In der Praxis besonders häufig anzutreffen ist die Geschäftsführerhaftung wenn das Unternehmen in Liquiditätsschwierigkeiten gerät. Vielfach erliegen Geschäftsführer - vor allem wenn sie zugleich auch noch Gesellschafter sind - der Versuchung und behandeln das Finanzamt als Gläubiger zweiter Klasse. Es wird zunächst versucht, Kunden und Lieferanten möglichst lange und mit allen verfügbaren Mitteln finanziell zufrieden zu stellen, um so den Betrieb möglichst lange aufrecht zu erhalten und zu sanieren. Werden die fälligen Forderungen des Finanzamts in dieser Situation nicht oder nicht im gleichen Umfang wie die Forderungen der übrigen Gläubiger befriedigt, löst das regelmäßig jene Haftung des Geschäftsführers aus.

Praxistipp:

Bei Zahlungsschwierigkeiten sollte zunächst durch Stundungs- und Erlassanträge versucht werden, einen Zahlungsaufschub zu erreichen. Wird dem nicht statt gegeben, so müssen, um eine Haftung auszuschließen, alle fälligen Forderungen des Finanzamts mit der gleichen Quote beglichen werden wie die anderer Gläubiger. Reichen die Mittel nicht aus, müssen die vorhandenen Beträge, ähnlich wie bei der Insolvenz, auf alle Gläubiger verteilt werden.

3. Haftung bei Steuerhinterziehung (§ 71 AO)

Wer an einer Steuerhinterziehung beteiligt ist, ohne selbst Steuerschuldner zu sein (z.B. Steuerhinterziehung durch den Geschäftsführer einer GmbH zu Gunsten der Firma) oder zur Steuerhinterziehung anstiftet bzw. Beihilfe leistet, haftet für die hinterzogenen Steuern und Hinterziehungszinsen.

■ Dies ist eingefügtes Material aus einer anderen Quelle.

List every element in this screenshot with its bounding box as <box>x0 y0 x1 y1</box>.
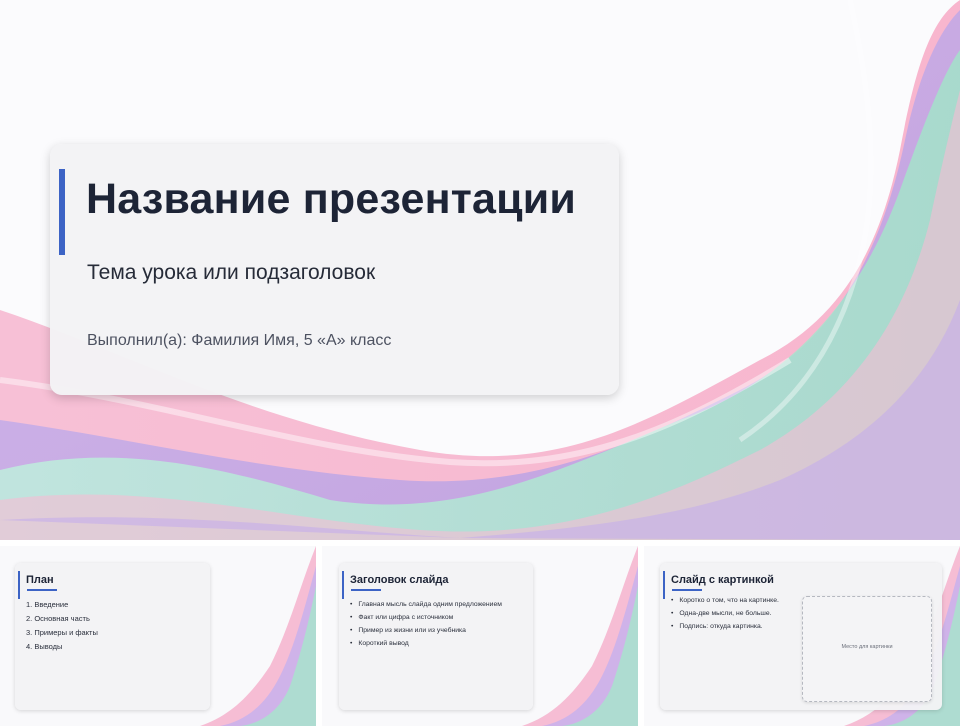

Eine rechtskräftige Verurteilung ist dabei nicht Voraussetzung für die Inanspruchnahme. Das Finanzamt kann daher auch vor Abschluss des Steuerstrafverfahrens bereits einen Haftungsbescheid erlassen.

Praxistipp:

Auch eine Selbstanzeige hat zwar strafbefreiende Wirkung, sie führt aber nicht zu einem Ausschluss der Haftung.

4. Haftung bei Betriebsübernahme (§ 75 AO)

Nach § 75 AO haftet derjenige, der einen Betrieb oder selbstständigen Teilbetrieb entgeltlich oder unentgeltlich übernimmt, für die Steuern des Betriebes.

Voraussetzung ist, dass der Betrieb /Teilbetrieb im Ganzen übergeht, sodass der Erwerber in der Lage ist, den Betrieb ohne große organisatorische und finanzielle Änderungen weiterzuführen. Es muss sich ferner um einen "lebenden" Betrieb handeln, bei dem nicht von vornherein feststeht, dass er unmittelbar nach der Übertragung liquidiert wird.

Die Haftung erstreckt sich auf alle Betriebssteuern wie Umsatzsteuer, Gewerbesteuer, Lohnsteuer, Kfz-Steuer etc., und zwar auch insoweit als sie sich möglicherweise erst nach der Übertragung, z.B. im Rahmen einer Betriebsprüfung ergeben.

Nicht in die Haftung einbezogen werden die persönlichen Steuern des früheren Inhabers, die sich aus möglichen Änderungen ergeben, z.B. Einkommensteuer und Vermögensteuer.

Darüber hinaus gilt eine generelle zivilrechtliche Haftung für den Betriebsübernehmer, wenn er die Firma fortführt (§ 25 HGB).